Julius
- Original author(s): Lee Akinobu
- Developer(s): Kawahara Lab., Kyoto University Julius project team, Nagoya Institute of Technology
- Initial release: 1991; 34 years ago
- Stable release: 4.6 / 2 September 2020
- Repository: github.com/julius-speech
- Written in: C
- Operating system: Unix (Linux, BSD, etc.), Windows (via Cygwin)
- Platform: IA-32, x86-64
- Available in: Japanese, English
- Type: Speech recognition
- License: Free, BSD style
- Website: julius.osdn.jp/en_index.php

= Julius (software) =

Julius is a speech recognition engine, specifically a high-performance, two-pass large vocabulary continuous speech recognition (LVCSR) decoder software for speech-related researchers and developers. It can perform almost real-time computing (RTC) decoding on most current personal computers (PCs) in 60k word dictation task using word trigram (3-gram) and context-dependent Hidden Markov model (HMM). Major search methods are fully incorporated.
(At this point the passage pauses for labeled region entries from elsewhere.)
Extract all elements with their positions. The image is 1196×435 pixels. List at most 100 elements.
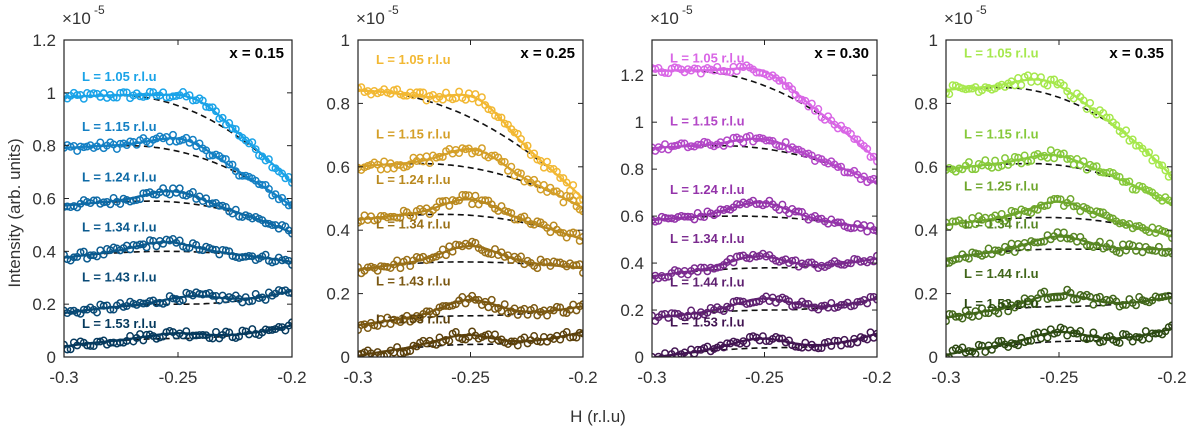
data-point (1027, 336, 1036, 345)
y-tick-label: 1 (929, 31, 938, 50)
data-point (984, 220, 993, 229)
data-point (1095, 207, 1104, 216)
y-tick-label: 0.8 (620, 160, 644, 179)
y-tick-label: 1.2 (620, 66, 644, 85)
data-point (1122, 246, 1131, 255)
data-point (994, 309, 1003, 318)
data-point (1115, 248, 1124, 257)
data-point (500, 206, 509, 215)
data-point (1118, 240, 1127, 249)
data-point (1132, 301, 1140, 310)
data-point (448, 247, 457, 256)
y-tick-label: 1 (47, 84, 56, 103)
data-point (1063, 155, 1072, 163)
data-point (212, 107, 220, 116)
data-point (188, 96, 197, 105)
panel-3: L = 1.05 r.l.u L = 1.15 r.l.u L = 1.24 r.l… (620, 3, 891, 387)
data-point (179, 296, 187, 304)
data-point (1069, 202, 1078, 211)
data-point (1076, 327, 1085, 335)
data-point (461, 191, 470, 199)
plot-area (358, 83, 583, 357)
data-point (837, 162, 846, 171)
data-point (677, 139, 686, 148)
data-point (994, 337, 1003, 346)
data-point (268, 163, 277, 172)
data-point (471, 295, 480, 304)
data-point (451, 197, 460, 206)
data-point (145, 87, 154, 96)
plot-area (946, 71, 1172, 357)
data-point (520, 142, 529, 151)
data-point (438, 245, 447, 254)
data-point (562, 178, 571, 187)
data-point (1086, 98, 1095, 107)
data-point (1010, 248, 1019, 256)
data-point (775, 142, 784, 151)
data-point (1089, 328, 1098, 337)
data-point (530, 304, 539, 312)
data-point (559, 308, 568, 317)
data-point (523, 141, 532, 150)
data-point (393, 213, 402, 222)
data-point (546, 228, 555, 237)
data-point (1118, 330, 1127, 338)
data-point (837, 300, 846, 309)
x-axis-label: H (r.l.u) (570, 407, 626, 426)
data-point (455, 87, 464, 96)
data-point (1082, 335, 1091, 344)
data-point (1105, 239, 1114, 248)
data-point (89, 196, 98, 205)
data-point (1023, 157, 1032, 166)
data-point (726, 303, 735, 312)
data-point (76, 248, 85, 257)
data-point (964, 158, 973, 167)
data-point (788, 256, 797, 265)
data-point (1017, 300, 1026, 309)
data-point (208, 291, 217, 300)
data-point (961, 220, 970, 229)
data-point (517, 134, 525, 143)
data-point (261, 250, 270, 259)
data-point (661, 273, 669, 282)
data-point (445, 337, 454, 345)
data-point (497, 307, 506, 316)
data-point (471, 147, 480, 156)
data-point (1030, 204, 1039, 213)
series-label-3: L = 1.25 r.l.u (964, 179, 1039, 194)
data-point (1168, 171, 1172, 179)
data-point (438, 152, 447, 161)
data-point (556, 174, 565, 182)
data-point (1102, 333, 1111, 342)
data-point (1082, 105, 1091, 113)
data-point (690, 215, 699, 224)
data-point (268, 325, 277, 334)
data-point (471, 90, 480, 99)
data-point (79, 305, 88, 314)
y-tick-label: 0.2 (326, 285, 350, 304)
data-point (971, 350, 980, 357)
data-point (533, 264, 542, 273)
data-point (122, 88, 131, 97)
panel-2: L = 1.05 r.l.u L = 1.15 r.l.u L = 1.24 r.l… (326, 3, 597, 387)
data-point (109, 93, 118, 102)
y-tick-label: 0.6 (914, 158, 938, 177)
data-point (481, 196, 490, 205)
data-point (1141, 327, 1150, 336)
series-label-1: L = 1.05 r.l.u (376, 52, 451, 67)
y-tick-label: 0.6 (326, 158, 350, 177)
data-point (1053, 194, 1062, 203)
data-point (1115, 338, 1124, 347)
data-point (175, 236, 184, 245)
data-point (99, 250, 108, 259)
data-point (139, 336, 148, 345)
data-point (419, 88, 428, 97)
data-point (145, 297, 154, 306)
data-point (442, 251, 450, 260)
data-point (1138, 248, 1147, 257)
panel-title: x = 0.15 (229, 45, 284, 62)
data-point (556, 228, 565, 237)
data-point (814, 105, 823, 113)
data-point (830, 303, 839, 312)
data-point (1168, 321, 1172, 330)
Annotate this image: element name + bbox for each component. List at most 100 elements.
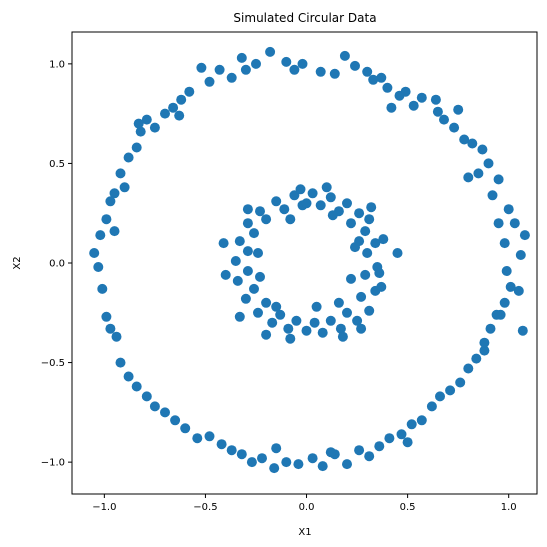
data-point — [97, 283, 108, 294]
data-point — [509, 218, 520, 229]
data-point — [271, 301, 282, 312]
data-point — [352, 315, 363, 326]
data-point — [242, 246, 253, 257]
data-point — [416, 415, 427, 426]
data-point — [131, 381, 142, 392]
data-point — [315, 200, 326, 211]
data-point — [337, 331, 348, 342]
data-point — [499, 297, 510, 308]
data-point — [234, 236, 245, 247]
data-point — [275, 309, 286, 320]
data-point — [325, 315, 336, 326]
data-point — [135, 126, 146, 137]
data-point — [493, 218, 504, 229]
data-point — [101, 214, 112, 225]
data-point — [432, 106, 443, 117]
data-point — [374, 268, 385, 278]
x-tick-label: 0.0 — [299, 502, 315, 513]
data-point — [317, 461, 328, 472]
data-point — [463, 363, 474, 374]
data-point — [149, 122, 160, 133]
data-point — [335, 323, 346, 334]
data-point — [439, 114, 449, 125]
data-point — [483, 158, 494, 169]
data-point — [204, 76, 215, 87]
data-point — [430, 94, 441, 105]
data-point — [321, 182, 332, 193]
data-point — [271, 196, 282, 207]
data-point — [289, 64, 300, 75]
x-axis-label: X1 — [298, 527, 311, 538]
data-point — [283, 323, 294, 334]
data-point — [471, 353, 482, 364]
y-axis-label: X2 — [12, 256, 23, 269]
data-point — [297, 58, 308, 69]
data-point — [141, 391, 152, 402]
data-point — [376, 72, 387, 83]
data-point — [445, 385, 456, 396]
data-point — [123, 152, 134, 163]
data-point — [463, 172, 474, 183]
data-point — [281, 56, 292, 67]
data-point — [184, 86, 195, 97]
y-axis-ticks: −1.0 −0.5 0.0 0.5 1.0 — [41, 59, 72, 469]
data-point — [240, 64, 251, 75]
data-point — [327, 210, 338, 221]
data-point — [295, 184, 306, 195]
x-tick-label: 0.5 — [400, 502, 416, 513]
data-point — [376, 281, 387, 292]
y-tick-label: 0.5 — [49, 159, 65, 170]
data-point — [249, 283, 259, 294]
data-point — [226, 445, 237, 456]
data-point — [240, 293, 251, 304]
data-point — [261, 329, 272, 340]
data-point — [289, 190, 300, 201]
data-point — [455, 377, 466, 388]
data-point — [362, 248, 373, 258]
data-point — [291, 315, 302, 326]
data-point — [307, 188, 318, 199]
data-point — [350, 242, 360, 253]
data-point — [253, 307, 263, 318]
data-point — [279, 204, 290, 215]
data-point — [220, 269, 231, 280]
data-point — [325, 447, 336, 458]
data-point — [342, 198, 352, 209]
data-point — [93, 262, 104, 272]
data-point — [402, 437, 413, 448]
data-point — [477, 144, 488, 155]
data-point — [174, 110, 185, 121]
data-point — [204, 431, 215, 442]
data-point — [168, 102, 179, 113]
x-tick-label: 1.0 — [501, 502, 517, 513]
data-point — [281, 457, 292, 468]
data-point — [459, 134, 470, 145]
data-point — [261, 214, 272, 225]
data-point — [342, 459, 352, 470]
data-point — [384, 433, 395, 444]
data-point — [226, 72, 237, 83]
data-point — [123, 371, 134, 382]
data-point — [354, 208, 365, 219]
data-point — [392, 248, 403, 258]
data-point — [342, 307, 352, 318]
data-point — [230, 256, 241, 266]
data-point — [370, 238, 381, 249]
data-point — [109, 188, 120, 199]
data-point — [317, 327, 328, 338]
data-point — [311, 301, 322, 312]
data-point — [285, 214, 296, 225]
data-point — [149, 401, 160, 412]
data-point — [246, 457, 257, 468]
data-point — [378, 234, 389, 245]
data-point — [315, 66, 326, 77]
data-point — [196, 62, 207, 73]
data-point — [265, 46, 276, 57]
data-point — [131, 142, 142, 153]
data-point — [307, 453, 318, 464]
data-point — [242, 204, 253, 215]
data-point — [503, 204, 514, 215]
data-point — [133, 118, 144, 129]
data-point — [180, 423, 191, 434]
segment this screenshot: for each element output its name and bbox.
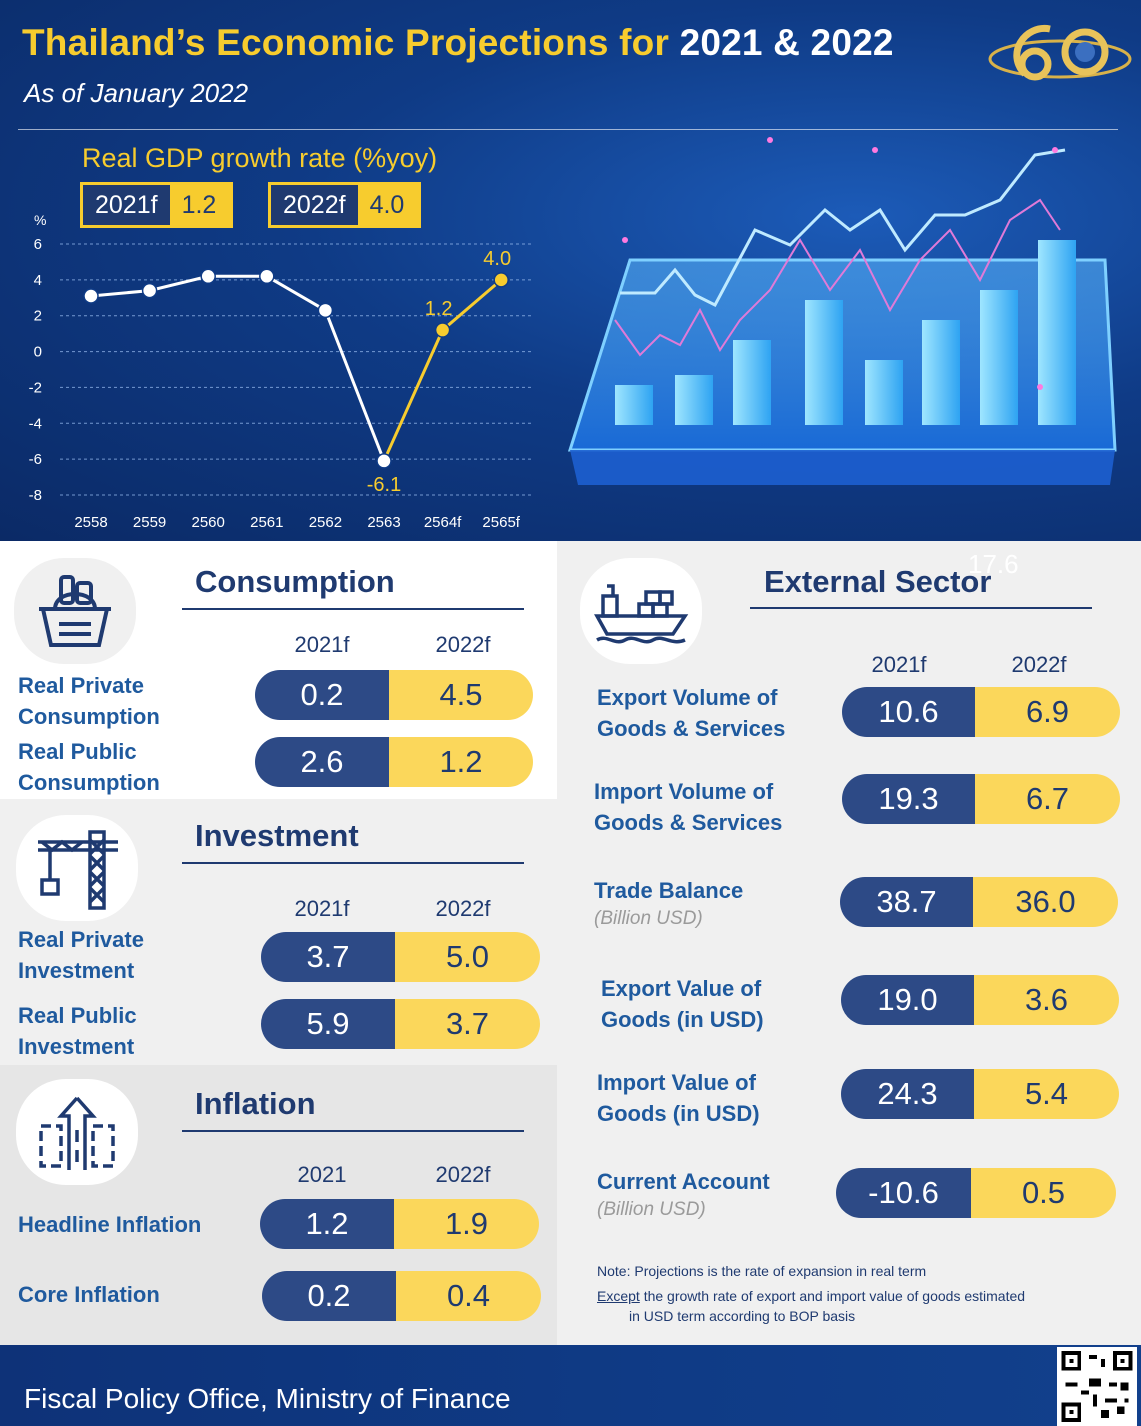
investment-title: Investment [195, 818, 359, 853]
badge-year: 2021f [83, 185, 170, 225]
badge-year: 2022f [271, 185, 358, 225]
footer-org-name: Fiscal Policy Office, Ministry of Financ… [24, 1383, 511, 1414]
row-label-core-inflation: Core Inflation [18, 1282, 160, 1307]
data-point [141, 282, 158, 299]
y-tick-label: 0 [34, 344, 42, 361]
row-label: Import Value of Goods (in USD) [597, 1070, 760, 1126]
y-tick-label: -6 [29, 451, 42, 468]
column-header-2021: 2021f [294, 896, 350, 921]
column-header-2021: 2021f [294, 632, 350, 657]
y-tick-label: -2 [29, 379, 42, 396]
x-tick-label: 2562 [309, 514, 342, 531]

It is also modularized carefully to be independent from model structures, and various HMM types are supported such as shared-state triphones and tied-mixture models, with any number of mixtures, states, or phones. Standard formats are adopted to cope with other free modeling toolkit. The main platform is Linux and other Unix workstations, and it works on Windows. Julius is free and open-source software, released under a revised BSD style software license.

Julius has been developed as part of a free software toolkit for Japanese LVCSR research since 1997, and the work has been continued at Continuous Speech Recognition Consortium (CSRC), Japan from 2000 to 2003.

From rev.3.4, a grammar-based recognition parser named Julian is integrated into Julius. Julian is a modified version of Julius that uses hand-designed type of finite-state machine (FSM) termed a deterministic finite automaton (DFA) grammar as a language model. It can be used to build a kind of voice command system of small vocabulary, or various spoken dialog system tasks.

==About models==
To run, the Julius recognizer needs a language model and an acoustic model for each language.

Julius adopts acoustic models in Hidden Markov Model Toolkit (HTK) ASCII format, pronunciation dictionary in HTK-like format, and word 3-gram language models in ARPA standard format: forward 2-gram and reverse 3-gram as trained from speech corpus with reversed word order.

Although Julius is only distributed with Japanese models, the VoxForge project is working to create English acoustic models for use with the Julius Speech Recognition Engine.

In April 2018, thanks to the effort of Mozilla foundation, a 350-hour audio corpus of spoken English was made available. The new English ENVR-v5.4 open-source speech model was released along with Polish PLPL-v7.1 models and are available from SourceForge.